Tyler Austin Harper:

A joke, but not entirely. For as long as I can remember, and certainly much longer than that, the University of Chicago has been widely viewed as the destination for humanities students and scholars. Some other elite schools might have the coveted Ivy League branding, or a few more famous faculty members, or a couple more dollars to tack onto the salaries of its professors and graduate students. But perhaps nowhere is the study of literature, philosophy, the arts, and languages more valued, their spirit more authentically preserved, their frontiers more doggedly pursued, than at Chicago.

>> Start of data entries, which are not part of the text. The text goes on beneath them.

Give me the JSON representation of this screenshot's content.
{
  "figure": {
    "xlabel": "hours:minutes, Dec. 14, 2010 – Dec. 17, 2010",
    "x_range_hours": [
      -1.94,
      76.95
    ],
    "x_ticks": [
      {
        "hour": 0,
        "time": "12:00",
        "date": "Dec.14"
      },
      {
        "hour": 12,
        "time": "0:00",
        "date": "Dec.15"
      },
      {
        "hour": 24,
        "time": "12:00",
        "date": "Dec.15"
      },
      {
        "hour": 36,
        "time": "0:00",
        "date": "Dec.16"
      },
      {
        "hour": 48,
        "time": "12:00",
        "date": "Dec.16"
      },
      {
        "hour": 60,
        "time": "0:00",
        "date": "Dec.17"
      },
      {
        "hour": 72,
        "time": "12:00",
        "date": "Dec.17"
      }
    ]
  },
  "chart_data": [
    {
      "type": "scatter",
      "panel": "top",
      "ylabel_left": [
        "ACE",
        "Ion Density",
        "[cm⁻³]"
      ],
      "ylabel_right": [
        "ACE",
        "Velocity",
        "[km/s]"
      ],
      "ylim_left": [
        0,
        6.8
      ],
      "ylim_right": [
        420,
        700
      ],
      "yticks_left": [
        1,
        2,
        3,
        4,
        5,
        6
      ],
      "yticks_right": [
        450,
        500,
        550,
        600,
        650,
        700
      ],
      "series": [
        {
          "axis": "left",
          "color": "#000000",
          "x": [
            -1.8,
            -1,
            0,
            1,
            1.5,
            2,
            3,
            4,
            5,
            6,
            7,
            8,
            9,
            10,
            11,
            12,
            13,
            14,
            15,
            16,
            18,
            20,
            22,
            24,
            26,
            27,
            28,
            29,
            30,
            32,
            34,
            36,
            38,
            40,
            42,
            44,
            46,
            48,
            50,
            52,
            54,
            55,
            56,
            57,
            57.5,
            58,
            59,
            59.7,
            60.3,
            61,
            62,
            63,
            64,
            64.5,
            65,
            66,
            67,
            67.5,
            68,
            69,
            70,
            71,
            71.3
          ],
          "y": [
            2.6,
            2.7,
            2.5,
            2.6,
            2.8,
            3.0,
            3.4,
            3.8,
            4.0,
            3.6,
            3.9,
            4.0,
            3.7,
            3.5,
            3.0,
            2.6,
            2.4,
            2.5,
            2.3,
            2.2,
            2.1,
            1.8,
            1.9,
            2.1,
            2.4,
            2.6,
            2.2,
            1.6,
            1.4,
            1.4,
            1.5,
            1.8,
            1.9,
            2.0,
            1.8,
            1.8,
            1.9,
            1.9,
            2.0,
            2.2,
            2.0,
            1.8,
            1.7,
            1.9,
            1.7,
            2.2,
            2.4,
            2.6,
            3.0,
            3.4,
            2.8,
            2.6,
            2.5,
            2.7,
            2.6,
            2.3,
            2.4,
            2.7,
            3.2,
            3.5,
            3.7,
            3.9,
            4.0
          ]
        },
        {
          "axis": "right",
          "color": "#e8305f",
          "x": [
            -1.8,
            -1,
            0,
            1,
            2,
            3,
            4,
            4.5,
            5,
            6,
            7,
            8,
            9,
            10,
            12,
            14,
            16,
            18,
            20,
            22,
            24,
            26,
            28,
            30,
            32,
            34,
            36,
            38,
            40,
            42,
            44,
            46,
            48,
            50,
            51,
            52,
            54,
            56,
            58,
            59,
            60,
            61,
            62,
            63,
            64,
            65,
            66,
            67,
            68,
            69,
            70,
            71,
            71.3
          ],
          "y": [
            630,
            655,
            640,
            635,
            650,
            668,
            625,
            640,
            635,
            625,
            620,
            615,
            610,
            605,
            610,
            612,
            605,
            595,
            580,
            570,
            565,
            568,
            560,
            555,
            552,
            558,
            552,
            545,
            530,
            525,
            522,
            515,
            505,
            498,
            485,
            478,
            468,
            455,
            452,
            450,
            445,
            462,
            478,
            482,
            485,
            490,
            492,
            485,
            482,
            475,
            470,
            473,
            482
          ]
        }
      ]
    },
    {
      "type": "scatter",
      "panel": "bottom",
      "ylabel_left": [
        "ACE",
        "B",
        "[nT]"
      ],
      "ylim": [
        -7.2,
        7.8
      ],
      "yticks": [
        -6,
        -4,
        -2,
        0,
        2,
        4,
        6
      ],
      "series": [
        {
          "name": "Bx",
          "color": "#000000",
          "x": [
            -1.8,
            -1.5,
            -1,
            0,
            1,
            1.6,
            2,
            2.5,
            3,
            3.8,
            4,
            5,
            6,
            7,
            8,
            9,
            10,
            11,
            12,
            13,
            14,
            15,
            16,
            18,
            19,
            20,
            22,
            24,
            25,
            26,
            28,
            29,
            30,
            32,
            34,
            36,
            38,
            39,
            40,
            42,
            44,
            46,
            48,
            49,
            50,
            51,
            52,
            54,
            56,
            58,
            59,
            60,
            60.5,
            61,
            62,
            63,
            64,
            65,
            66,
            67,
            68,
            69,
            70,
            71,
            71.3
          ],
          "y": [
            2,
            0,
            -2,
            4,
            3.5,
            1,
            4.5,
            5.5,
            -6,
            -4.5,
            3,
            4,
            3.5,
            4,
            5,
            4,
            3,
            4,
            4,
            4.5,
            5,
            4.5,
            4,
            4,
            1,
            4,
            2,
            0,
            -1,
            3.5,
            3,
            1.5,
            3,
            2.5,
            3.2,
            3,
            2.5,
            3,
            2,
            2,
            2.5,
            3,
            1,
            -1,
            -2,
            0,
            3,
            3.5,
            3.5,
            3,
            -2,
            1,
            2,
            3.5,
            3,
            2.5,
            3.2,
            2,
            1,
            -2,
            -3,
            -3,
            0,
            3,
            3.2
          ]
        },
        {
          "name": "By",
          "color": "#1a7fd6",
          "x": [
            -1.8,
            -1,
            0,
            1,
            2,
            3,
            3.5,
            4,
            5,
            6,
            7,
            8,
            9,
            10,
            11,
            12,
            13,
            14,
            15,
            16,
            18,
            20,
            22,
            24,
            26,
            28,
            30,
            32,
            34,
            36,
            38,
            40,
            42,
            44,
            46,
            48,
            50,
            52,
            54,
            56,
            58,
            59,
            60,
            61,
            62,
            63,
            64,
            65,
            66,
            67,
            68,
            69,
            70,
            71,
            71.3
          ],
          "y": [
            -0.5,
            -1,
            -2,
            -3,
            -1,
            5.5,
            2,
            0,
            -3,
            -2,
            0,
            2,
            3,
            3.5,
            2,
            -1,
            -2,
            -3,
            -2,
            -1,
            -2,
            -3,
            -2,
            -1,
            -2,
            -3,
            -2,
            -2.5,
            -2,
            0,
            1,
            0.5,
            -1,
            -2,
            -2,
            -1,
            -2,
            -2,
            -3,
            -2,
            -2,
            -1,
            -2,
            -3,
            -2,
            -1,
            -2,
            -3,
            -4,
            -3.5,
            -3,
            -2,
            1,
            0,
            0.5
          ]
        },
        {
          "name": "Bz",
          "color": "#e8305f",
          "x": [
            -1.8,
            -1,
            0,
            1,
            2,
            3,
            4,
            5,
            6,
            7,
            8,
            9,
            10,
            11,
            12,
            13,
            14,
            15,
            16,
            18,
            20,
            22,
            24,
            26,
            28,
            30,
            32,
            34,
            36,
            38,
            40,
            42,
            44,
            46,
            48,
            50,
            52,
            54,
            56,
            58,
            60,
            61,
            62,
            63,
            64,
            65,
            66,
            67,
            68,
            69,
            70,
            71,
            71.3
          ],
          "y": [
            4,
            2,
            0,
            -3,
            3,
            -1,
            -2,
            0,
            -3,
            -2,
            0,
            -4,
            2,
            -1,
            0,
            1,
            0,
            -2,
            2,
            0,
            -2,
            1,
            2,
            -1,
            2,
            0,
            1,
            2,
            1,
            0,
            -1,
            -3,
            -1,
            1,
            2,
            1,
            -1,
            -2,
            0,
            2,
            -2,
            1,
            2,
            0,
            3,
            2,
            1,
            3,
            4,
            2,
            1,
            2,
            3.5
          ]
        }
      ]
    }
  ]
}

The university has had several household names on its humanities faculty, including the firebrand critic Allan Bloom, the novelist Saul Bellow, and the ethicist Martha Nussbaum, as well as scholars who may be less well known to the general public but whose work has been deeply influential in their fields, including the brilliant literary critic Sianne Ngai and Fred Donner, the pathbreaking and Guggenheim-winning historian of early Islam. In short, Chicago is a place for scholars’ scholars. At least, that’s the reputation. And Chicago’s reputation is no doubt why, when the university announced recently that it was reducing Ph.D. admissions for seven departments—among them art history and English language and literature—and outright freezing admissions to others, including classics, the decision was met, in some quarters, with fury and disbelief. “Chicago!” as one stunned academic friend put it in a text to me.